In The Little Years, Irene Poole plays a woman who loses her sense of amazement about life.
THE LITTLE YEARS by John Mighton, directed by Chris Abraham, with Hannah Anderson, Ari Cohen, Victor Ertmanis, Giacomo Gianniotti, Bethany Jillard, Irene Poole, Chick Reid and Pamela Sinha. Presented by the Tarragon (30 Bridgman). In previews through Tuesday (November 13), opens Wednesday (November 14) and runs to December 16, Tuesday-Saturday 8 pm, matinees Saturday (November 17, 24, December 1 and 8) and Sunday 2:30 pm. $21-$53, some rush Friday and Sunday. 416-531-1827. See listing.
To many people, science and art inhabit different universes.
In the works of playwright John Mighton, they're complementary sides of our humanity.
The Little Years follows the life of Kate, whom we first see as a young girl in the 50s and later as a grown-up, thwarted by her mother, society and her own disillusionment from following the mysteries of science that fascinated her as a child.
A hit at the 2011 Stratford Festival, the evocative production makes its Toronto debut at the Tarragon.
"Kate's a highly intelligent young woman whose ideas of the world far surpass all she's learned in school," says Irene Poole, who plays the older Kate. "She's filled with a sense of wonder about the world - about time and space - but because she's forced to follow the period's acceptable female roles, Kate is kept from realizing her dreams.

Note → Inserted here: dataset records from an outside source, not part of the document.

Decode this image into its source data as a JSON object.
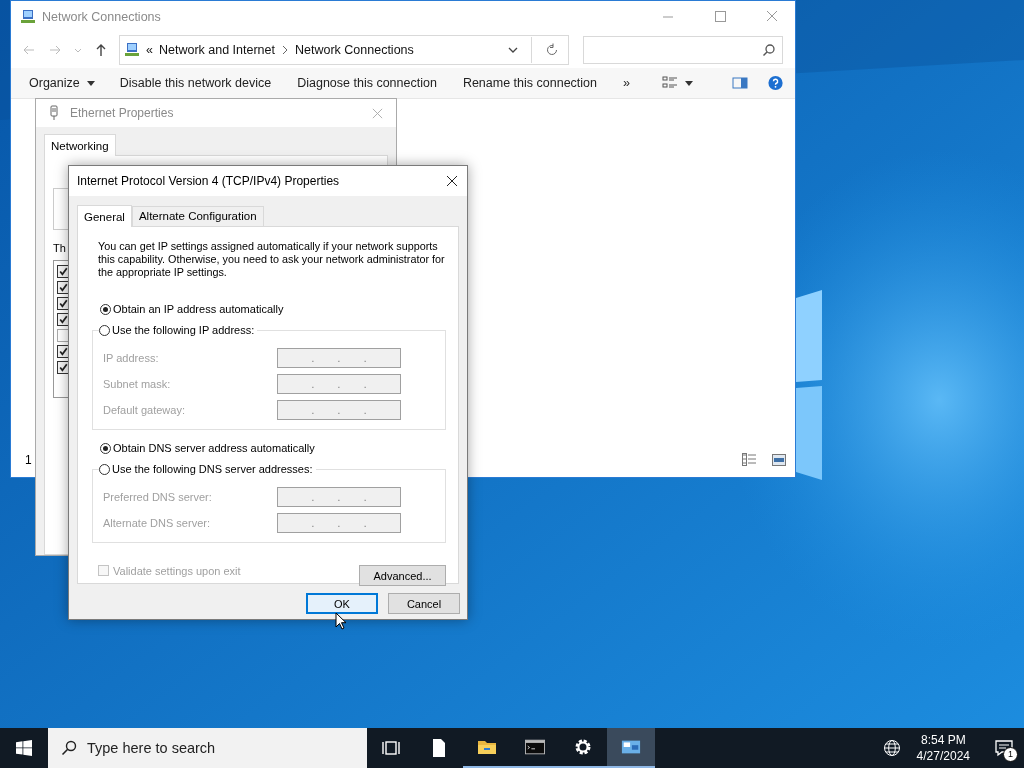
{
  "explorer": {
    "title": "Network Connections",
    "breadcrumb_prefix": "«",
    "breadcrumb": [
      "Network and Internet",
      "Network Connections"
    ],
    "toolbar": [
      "Organize",
      "Disable this network device",
      "Diagnose this connection",
      "Rename this connection"
    ],
    "toolbar_more": "»",
    "status_bar": "1"
  },
  "ethernet": {
    "title": "Ethernet Properties",
    "tabs": [
      {
        "label": "Networking",
        "selected": true
      }
    ],
    "label_fragment": "Th",
    "components": [
      {
        "checked": true
      },
      {
        "checked": true
      },
      {
        "checked": true
      },
      {
        "checked": true
      },
      {
        "checked": false
      },
      {
        "checked": true
      },
      {
        "checked": true
      }
    ]
  },
  "ipv4": {
    "title": "Internet Protocol Version 4 (TCP/IPv4) Properties",
    "tabs": [
      {
        "label": "General",
        "selected": true
      },
      {
        "label": "Alternate Configuration",
        "selected": false
      }
    ],
    "description": "You can get IP settings assigned automatically if your network supports this capability. Otherwise, you need to ask your network administrator for the appropriate IP settings.",
    "separator": ".",
    "ip_mode": [
      {
        "label": "Obtain an IP address automatically",
        "selected": true
      },
      {
        "label": "Use the following IP address:",
        "selected": false
      }
    ],
    "ip_fields": [
      {
        "label": "IP address:",
        "disabled": true
      },
      {
        "label": "Subnet mask:",
        "disabled": true
      },
      {
        "label": "Default gateway:",
        "disabled": true
      }
    ],
    "dns_mode": [
      {
        "label": "Obtain DNS server address automatically",
        "selected": true
      },
      {
        "label": "Use the following DNS server addresses:",
        "selected": false
      }
    ],
    "dns_fields": [
      {
        "label": "Preferred DNS server:",
        "disabled": true
      },
      {
        "label": "Alternate DNS server:",
        "disabled": true
      }
    ],
    "validate": {
      "label": "Validate settings upon exit",
      "checked": false,
      "disabled": true
    },
    "advanced": "Advanced...",
    "buttons": [
      {
        "label": "OK",
        "default": true
      },
      {
        "label": "Cancel",
        "default": false
      }
    ]
  },
  "taskbar": {
    "search_placeholder": "Type here to search",
    "apps": [
      {
        "kind": "taskview",
        "running": false,
        "active": false
      },
      {
        "kind": "document",
        "running": false,
        "active": false
      },
      {
        "kind": "folder",
        "running": true,
        "active": false
      },
      {
        "kind": "terminal",
        "running": true,
        "active": false
      },
      {
        "kind": "gear",
        "running": true,
        "active": false
      },
      {
        "kind": "network",
        "running": true,
        "active": true
      }
    ],
    "time": "8:54 PM",
    "date": "4/27/2024",
    "notifications": "1"
  }
}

"As a result, she gets lost, and her sense of amazement about life diminishes. Eventually she turns into someone who can barely cope in the world."
Over the course of the show, which covers some 50 years, Kate changes from a wide-eyed, open vessel to a guarded individual dealing with clinical depression.
Another part of the problem, notes Poole, is that her brother, William, is such an honoured individual, first by his adoring mother, Alice, and later in literary circles for his poetry.
Ironically, William himself is close to Kate; it's Alice who isn't.
"The mother-daughter relationship is a contentious one," admits Poole, who's spent several seasons at Stratford and won Doras for The Leisure Society and The Last Days Of Judas Iscariot. "Alice makes decisions that have a negative impact on Kate, such as sending her to vocational school, and rarely has a kind word for her. Even Alice's attempts at compliments have a sting."
Kate also has problems with her sister-in-law, Grace, "who believes she can fix Kate if only she throws enough love and attention her way. Kate resists Grace's efforts, but there's something beautiful about her unconditional love for Kate. Theirs is an enduring but not an easy relationship."
Poole is full of praise for Mighton's skill in blending emotion and scientific thought.
"The writing is so complex, sensitive and intelligent. So many things touched on in the first scene magically reappear, but in an unexpected way. The play is a wonderful exploration of the human mind and heart, of math, science and art, of hardcore theory discussed in a poetic fashion. Its characters are all touched by the passage of time.
"That's part of the script's beauty. You see everyone's life and ideas about themselves and others transformed by time; through the passage of time, the truth is finally revealed to each person. We can't see time work, but it changes everything that surrounds us. It's a pleasure to work on a show so dense with ideas and so emotionally resonant."
In the Stratford repertory system, she only performed The Little Years three times a week.
"I remember on performance days I'd wake up and have a knot in my stomach," she smiles, recalling the experience. "And though I've been away from it for nearly a year, coming back to rehearsals feels like putting on an old, worn sweater; it sits somewhere deep inside me for reasons I haven't yet figured out."
The Tarragon production features several new actors who, says Poole, bring a distinctive kind of breath to the piece. Rehearsing with them makes the company revisit scenes in a different way from the Stratford production.
"But I still have that knot in my stomach when we start a run."